Brittney Griner, 31, was arrested at Moscow’s Sheremetyevo International Airport in in February for possessing vape cartridges containing cannabis oil, which is illegal in Russia. Griner, a star for the Phoenix Mercury in the United States, plays for a basketball team in Russia during the off-season of the Women’s National Basketball Association (WNBA). She pleaded guilty to possessing the cartridges but claimed she did not intend to violate Russian law. Her nine-year sentence was not extreme by Russian standards, experts have said.
Paul Whelan, 52, a Michigan-based corporate security executive, was arrested in December 2018 on espionage charges while visiting Moscow for a friend’s wedding. Russia claimed Whelan was caught with a computer flash drive containing classified information. Whelan, who holds U.S., British, Canadian, and Irish citizenship, said he was set up in a sting operation and had thought the drive, given to him by a Russian acquaintance, contained vacation photos. In June 2020, he was found guilty and sentenced to 16 years of “hard labor” in a Russian prison. The U.S. government said Russia produced no evidence to prove Whelan’s guilt during a trial that it called a mockery of justice.

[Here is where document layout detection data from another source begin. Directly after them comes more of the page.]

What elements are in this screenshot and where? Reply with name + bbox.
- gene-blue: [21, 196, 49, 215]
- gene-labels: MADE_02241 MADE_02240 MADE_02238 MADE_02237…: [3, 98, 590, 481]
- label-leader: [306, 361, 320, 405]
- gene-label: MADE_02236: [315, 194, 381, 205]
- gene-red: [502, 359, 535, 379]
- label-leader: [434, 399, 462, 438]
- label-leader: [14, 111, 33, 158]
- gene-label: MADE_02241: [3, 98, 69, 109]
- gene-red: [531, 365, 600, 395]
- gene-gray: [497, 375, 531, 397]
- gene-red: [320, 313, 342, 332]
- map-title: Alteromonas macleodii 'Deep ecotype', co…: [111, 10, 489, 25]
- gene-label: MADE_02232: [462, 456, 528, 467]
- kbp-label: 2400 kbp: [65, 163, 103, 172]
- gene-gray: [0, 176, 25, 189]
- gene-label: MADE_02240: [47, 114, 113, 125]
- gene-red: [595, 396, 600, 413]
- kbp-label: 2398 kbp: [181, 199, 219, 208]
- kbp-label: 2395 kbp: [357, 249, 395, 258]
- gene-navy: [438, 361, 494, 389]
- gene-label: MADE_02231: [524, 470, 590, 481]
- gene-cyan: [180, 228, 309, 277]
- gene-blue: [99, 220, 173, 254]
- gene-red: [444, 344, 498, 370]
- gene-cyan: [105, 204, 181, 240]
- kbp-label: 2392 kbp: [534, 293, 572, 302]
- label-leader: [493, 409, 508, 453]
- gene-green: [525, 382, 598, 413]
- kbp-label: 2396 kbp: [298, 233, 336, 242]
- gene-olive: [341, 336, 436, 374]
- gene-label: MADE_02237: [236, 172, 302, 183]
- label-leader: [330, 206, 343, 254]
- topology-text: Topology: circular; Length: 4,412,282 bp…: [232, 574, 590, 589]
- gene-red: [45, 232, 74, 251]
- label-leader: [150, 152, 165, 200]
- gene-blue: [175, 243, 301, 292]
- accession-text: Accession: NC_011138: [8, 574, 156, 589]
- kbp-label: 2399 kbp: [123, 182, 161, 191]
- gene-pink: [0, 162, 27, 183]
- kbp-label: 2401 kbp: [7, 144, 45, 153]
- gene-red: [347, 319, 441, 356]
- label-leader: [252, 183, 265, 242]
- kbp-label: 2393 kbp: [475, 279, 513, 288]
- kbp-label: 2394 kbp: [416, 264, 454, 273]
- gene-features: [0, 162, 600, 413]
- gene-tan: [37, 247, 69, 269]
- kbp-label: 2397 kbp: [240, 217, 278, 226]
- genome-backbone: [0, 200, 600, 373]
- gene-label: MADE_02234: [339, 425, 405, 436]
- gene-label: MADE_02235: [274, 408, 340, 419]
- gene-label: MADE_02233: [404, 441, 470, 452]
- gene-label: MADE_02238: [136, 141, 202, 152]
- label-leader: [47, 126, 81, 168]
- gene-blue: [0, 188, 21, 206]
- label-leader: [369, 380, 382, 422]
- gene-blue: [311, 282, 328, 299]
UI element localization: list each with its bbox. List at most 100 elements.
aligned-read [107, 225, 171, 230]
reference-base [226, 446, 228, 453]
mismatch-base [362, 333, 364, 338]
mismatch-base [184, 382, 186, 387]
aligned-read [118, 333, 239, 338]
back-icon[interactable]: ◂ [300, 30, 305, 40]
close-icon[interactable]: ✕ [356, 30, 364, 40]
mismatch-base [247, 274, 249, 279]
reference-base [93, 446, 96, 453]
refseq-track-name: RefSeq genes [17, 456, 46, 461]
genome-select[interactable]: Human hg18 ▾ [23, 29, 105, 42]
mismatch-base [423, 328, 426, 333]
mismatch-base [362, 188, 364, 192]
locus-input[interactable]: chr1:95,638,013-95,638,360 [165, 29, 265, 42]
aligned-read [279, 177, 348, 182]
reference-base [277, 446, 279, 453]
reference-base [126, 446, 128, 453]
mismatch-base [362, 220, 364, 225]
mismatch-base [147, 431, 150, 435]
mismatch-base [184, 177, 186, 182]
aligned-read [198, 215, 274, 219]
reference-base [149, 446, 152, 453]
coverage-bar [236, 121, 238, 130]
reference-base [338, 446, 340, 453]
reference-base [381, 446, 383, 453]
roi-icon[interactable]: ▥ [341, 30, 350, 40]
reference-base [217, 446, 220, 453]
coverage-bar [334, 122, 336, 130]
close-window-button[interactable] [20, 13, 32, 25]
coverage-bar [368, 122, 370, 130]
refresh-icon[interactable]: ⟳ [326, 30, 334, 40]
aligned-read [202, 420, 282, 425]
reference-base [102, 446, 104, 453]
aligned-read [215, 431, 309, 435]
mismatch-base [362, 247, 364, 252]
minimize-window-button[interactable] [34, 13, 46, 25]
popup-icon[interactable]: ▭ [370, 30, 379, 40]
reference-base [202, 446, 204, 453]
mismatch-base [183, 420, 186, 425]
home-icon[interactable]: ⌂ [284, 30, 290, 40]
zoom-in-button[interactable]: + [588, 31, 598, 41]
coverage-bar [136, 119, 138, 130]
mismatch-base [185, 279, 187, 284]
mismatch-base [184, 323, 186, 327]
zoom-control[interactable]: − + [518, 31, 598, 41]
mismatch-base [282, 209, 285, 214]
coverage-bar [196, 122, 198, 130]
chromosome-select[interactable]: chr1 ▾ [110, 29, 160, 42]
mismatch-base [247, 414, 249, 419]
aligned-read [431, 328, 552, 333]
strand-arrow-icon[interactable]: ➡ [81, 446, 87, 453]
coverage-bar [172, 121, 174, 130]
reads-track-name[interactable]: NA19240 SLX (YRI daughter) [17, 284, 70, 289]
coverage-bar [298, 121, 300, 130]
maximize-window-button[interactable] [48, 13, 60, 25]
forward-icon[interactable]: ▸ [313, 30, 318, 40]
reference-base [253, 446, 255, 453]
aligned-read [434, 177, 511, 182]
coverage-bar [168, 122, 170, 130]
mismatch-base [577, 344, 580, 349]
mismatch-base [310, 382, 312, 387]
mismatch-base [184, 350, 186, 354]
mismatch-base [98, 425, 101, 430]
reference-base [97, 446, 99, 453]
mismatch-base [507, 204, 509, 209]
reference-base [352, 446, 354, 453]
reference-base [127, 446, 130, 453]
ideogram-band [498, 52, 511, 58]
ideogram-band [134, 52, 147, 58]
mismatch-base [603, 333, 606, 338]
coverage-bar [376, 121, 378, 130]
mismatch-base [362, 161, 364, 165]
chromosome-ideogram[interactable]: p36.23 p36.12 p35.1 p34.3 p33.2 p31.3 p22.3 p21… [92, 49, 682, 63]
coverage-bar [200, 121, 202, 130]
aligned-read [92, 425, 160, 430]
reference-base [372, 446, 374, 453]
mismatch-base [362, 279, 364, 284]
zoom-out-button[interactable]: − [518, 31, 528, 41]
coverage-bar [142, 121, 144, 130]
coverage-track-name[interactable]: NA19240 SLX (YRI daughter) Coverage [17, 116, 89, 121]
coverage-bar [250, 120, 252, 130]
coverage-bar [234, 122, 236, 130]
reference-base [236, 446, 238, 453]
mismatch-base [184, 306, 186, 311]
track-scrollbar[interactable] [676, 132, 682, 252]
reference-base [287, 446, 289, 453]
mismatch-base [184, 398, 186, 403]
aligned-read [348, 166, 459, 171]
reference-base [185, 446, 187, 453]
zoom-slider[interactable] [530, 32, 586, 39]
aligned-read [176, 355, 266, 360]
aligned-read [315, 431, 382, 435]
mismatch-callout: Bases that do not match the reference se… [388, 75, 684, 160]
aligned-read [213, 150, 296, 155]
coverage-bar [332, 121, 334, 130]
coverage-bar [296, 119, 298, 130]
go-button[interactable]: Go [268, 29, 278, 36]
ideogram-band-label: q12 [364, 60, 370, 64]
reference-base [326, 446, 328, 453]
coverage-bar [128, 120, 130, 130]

David Barnes, 65, a Texas resident, was arrested by Russian authorities in Moscow in January 2022 on charges of abusing his children in the United States. Barnes traveled to Moscow in December 2021 to win the right to either see his children or bring them back home. Barnes ex-wife, Svetlana Koptyaeva, fled to Russia with the children in 2019 amid divorce and custody proceedings.
A Texas court in 2020 awarded Barnes custody of the children and Koptyaeva is now wanted by the United States on charges of interfering with child custody. Koptyaeva had accused Barnes of child abuse but a 2018 investigation by the Department of Family and Protective Services did not find sufficient evidence to support such a conclusion and closed the case without filing any charges.
Marc Fogel, a 60-year-old English teacher, was arrested in an airport in Moscow in 2021 for carrying about half an ounce of medical marijuana. He was sentenced to 14 years in a penal colony after prosecutors claimed he intended to sell the drugs to his students.
Fogel had been teaching for nearly a decade at the Anglo-American School in Moscow, a prestigious fee-paying primary school that had been established by the U.S., Canadian and British embassies. Fogel, who had surgeries on his back, shoulder, and knee, said he began to use medical marijuana while in the United States on summer break to cope with pain and tried to bring some of it back to Russia, where it is illegal.